What is Callable and Future in Java?

Callable is like Runnable but returns a result.

Future is used to get the result of a Callable after it's done.

Callable is like a Runnable but can return a result or throw an exception. Future is used to retrieve the result of the Callable once it's done.

Using Callable and Future

package ayshriv;

import java.util.concurrent.*;

public class MasteringBackend {
    public static void main(String[] args) throws Exception {
        ExecutorService executor = Executors.newSingleThreadExecutor();

        Callable<String> task = () -> {
            Thread.sleep(1000);
            return "Result from Callable";
        };

        Future<String> future = executor.submit(task);

        System.out.println("Doing other work...");
        String result = future.get(); // Waits for Callable to finish
        System.out.println("Callable Result: " + result);

        executor.shutdown();
    }
}

Output:

Doing other work...
Callable Result: Result from Callable

In this above code, we used Callable to return a string result after a delay. While the callable runs in the background, the main thread does other work. The future.get() method waits and fetches the result once the task is complete.

Using ScheduledExecutorService

You can schedule tasks to run after a delay or repeatedly.

ScheduledExecutorService with Delay

package ayshriv;

import java.util.concurrent.*;

public class MasteringBackend {
    public static void main(String[] args) throws InterruptedException {
        ScheduledExecutorService scheduler = Executors.newScheduledThreadPool(1);

        Runnable task = () -> System.out.println("Task executed after delay");

        scheduler.schedule(task, 2, TimeUnit.SECONDS);

        scheduler.shutdown();
    }
}

Output:

Task executed after delay

(Appears after approximately 2 seconds)

In this above code, we used ScheduledExecutorService to schedule a task after 2 seconds. This is useful for reminders, retries, or timeout actions in real-time applications.

Using CountDownLatch

CountDownLatch is a utility that waits until all required tasks are finished before moving forward.
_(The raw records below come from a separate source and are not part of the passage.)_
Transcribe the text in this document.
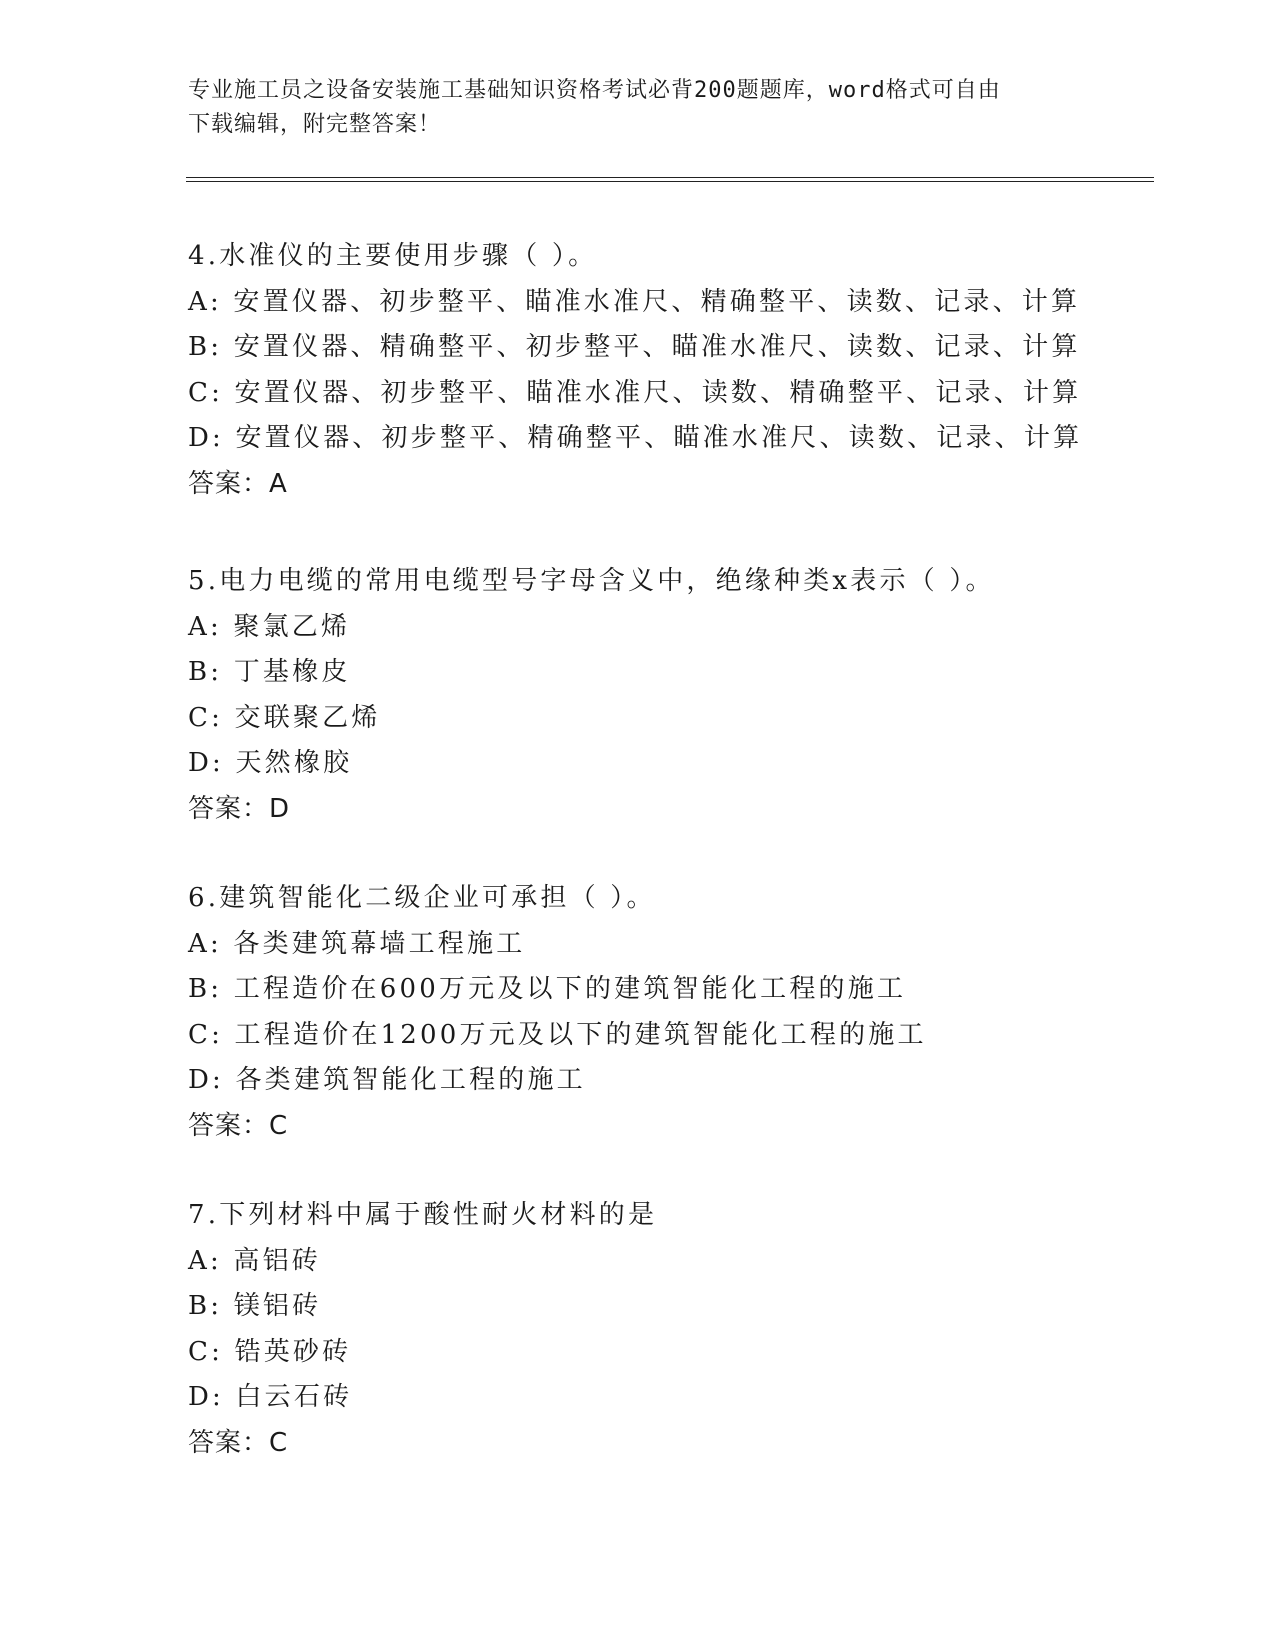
专业施工员之设备安装施工基础知识资格考试必背200题题库，word格式可自由
下载编辑，附完整答案！
4.水准仪的主要使用步骤（ ）。
A: 安置仪器、初步整平、瞄准水准尺、精确整平、读数、记录、计算
B: 安置仪器、精确整平、初步整平、瞄准水准尺、读数、记录、计算
C: 安置仪器、初步整平、瞄准水准尺、读数、精确整平、记录、计算
D: 安置仪器、初步整平、精确整平、瞄准水准尺、读数、记录、计算
答案：A
5.电力电缆的常用电缆型号字母含义中，绝缘种类x表示（ ）。
A: 聚氯乙烯
B: 丁基橡皮
C: 交联聚乙烯
D: 天然橡胶
答案：D
6.建筑智能化二级企业可承担（ ）。
A: 各类建筑幕墙工程施工
B: 工程造价在600万元及以下的建筑智能化工程的施工
C: 工程造价在1200万元及以下的建筑智能化工程的施工
D: 各类建筑智能化工程的施工
答案：C
7.下列材料中属于酸性耐火材料的是
A: 高铝砖
B: 镁铝砖
C: 锆英砂砖
D: 白云石砖
答案：C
Waiting for 3 Threads to Finish

package ayshriv;

import java.util.concurrent.CountDownLatch;

public class MasteringBackend {
    public static void main(String[] args) throws InterruptedException {
        CountDownLatch latch = new CountDownLatch(3);

        Runnable task = () -> {
            System.out.println(Thread.currentThread().getName() + " completed");
            latch.countDown();
        };

        new Thread(task).start();
        new Thread(task).start();
        new Thread(task).start();

        latch.await(); // Wait for all 3 threads
        System.out.println("All tasks finished. Proceeding...");
    }
}

Output:

Thread-0 completed
Thread-1 completed
Thread-2 completed
All tasks finished. Proceeding...

In this above code, we used CountDownLatch(3) to wait until 3 threads complete their tasks. Only after all threads call countDown(), the main thread resumes and prints the final message.

Using CyclicBarrier

CyclicBarrier allows multiple threads to wait for each other to reach a common barrier point.
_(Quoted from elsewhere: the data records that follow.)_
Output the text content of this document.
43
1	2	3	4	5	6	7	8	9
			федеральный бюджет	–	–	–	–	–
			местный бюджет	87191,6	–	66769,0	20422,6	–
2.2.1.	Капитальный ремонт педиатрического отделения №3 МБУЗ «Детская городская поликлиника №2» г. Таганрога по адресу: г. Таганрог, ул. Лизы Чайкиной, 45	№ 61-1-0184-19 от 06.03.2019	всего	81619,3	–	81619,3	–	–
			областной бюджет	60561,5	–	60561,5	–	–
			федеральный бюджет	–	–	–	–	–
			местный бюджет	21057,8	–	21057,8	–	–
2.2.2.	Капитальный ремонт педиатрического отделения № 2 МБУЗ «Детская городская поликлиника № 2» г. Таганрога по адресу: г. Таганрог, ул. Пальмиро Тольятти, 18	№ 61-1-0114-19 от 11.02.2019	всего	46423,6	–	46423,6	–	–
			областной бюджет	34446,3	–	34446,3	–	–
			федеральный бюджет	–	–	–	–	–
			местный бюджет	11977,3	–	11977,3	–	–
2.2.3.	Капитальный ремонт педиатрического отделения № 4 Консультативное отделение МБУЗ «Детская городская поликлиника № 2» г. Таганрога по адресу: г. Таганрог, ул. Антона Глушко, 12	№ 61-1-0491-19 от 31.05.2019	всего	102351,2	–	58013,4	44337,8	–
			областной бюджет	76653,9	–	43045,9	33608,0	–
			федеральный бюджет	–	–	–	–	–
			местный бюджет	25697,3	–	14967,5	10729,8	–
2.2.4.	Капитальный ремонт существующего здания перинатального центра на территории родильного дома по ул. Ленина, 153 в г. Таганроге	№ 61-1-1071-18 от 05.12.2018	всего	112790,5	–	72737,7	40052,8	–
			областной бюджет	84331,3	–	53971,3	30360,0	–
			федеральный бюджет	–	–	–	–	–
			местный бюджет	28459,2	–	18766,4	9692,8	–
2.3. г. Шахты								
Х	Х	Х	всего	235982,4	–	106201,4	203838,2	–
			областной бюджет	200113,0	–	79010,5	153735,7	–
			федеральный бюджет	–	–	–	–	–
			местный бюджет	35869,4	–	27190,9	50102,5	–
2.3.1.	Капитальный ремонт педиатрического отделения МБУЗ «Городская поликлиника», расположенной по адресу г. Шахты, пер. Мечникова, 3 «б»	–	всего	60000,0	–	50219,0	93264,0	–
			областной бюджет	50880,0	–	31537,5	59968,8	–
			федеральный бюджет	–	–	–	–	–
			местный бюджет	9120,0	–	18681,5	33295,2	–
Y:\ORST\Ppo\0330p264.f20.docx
A synchronization tool that allows a group of threads to wait for each other to reach a common barrier point before continuing execution.

Threads Sync at Barrier

package ayshriv;

import java.util.concurrent.*;

public class MasteringBackend {
    public static void main(String[] args) {
        CyclicBarrier barrier = new CyclicBarrier(3, () ->
                System.out.println("All threads reached barrier. Running final task."));

        Runnable task = () -> {
            System.out.println(Thread.currentThread().getName() + " is waiting at barrier");
            try {
                barrier.await(); // Wait for all threads
            } catch (Exception e) {
                e.printStackTrace();
            }
        };

        new Thread(task).start();
        new Thread(task).start();
        new Thread(task).start();
    }
}

Output:

Thread-0 is waiting at barrier
Thread-1 is waiting at barrier
Thread-2 is waiting at barrier
All threads reached barrier. Running final task.

In this above code, all 3 threads wait at the barrier. When all threads reach the barrier, the barrier action runs. This is useful in parallel processing where you want all threads to finish a phase together before moving to the next.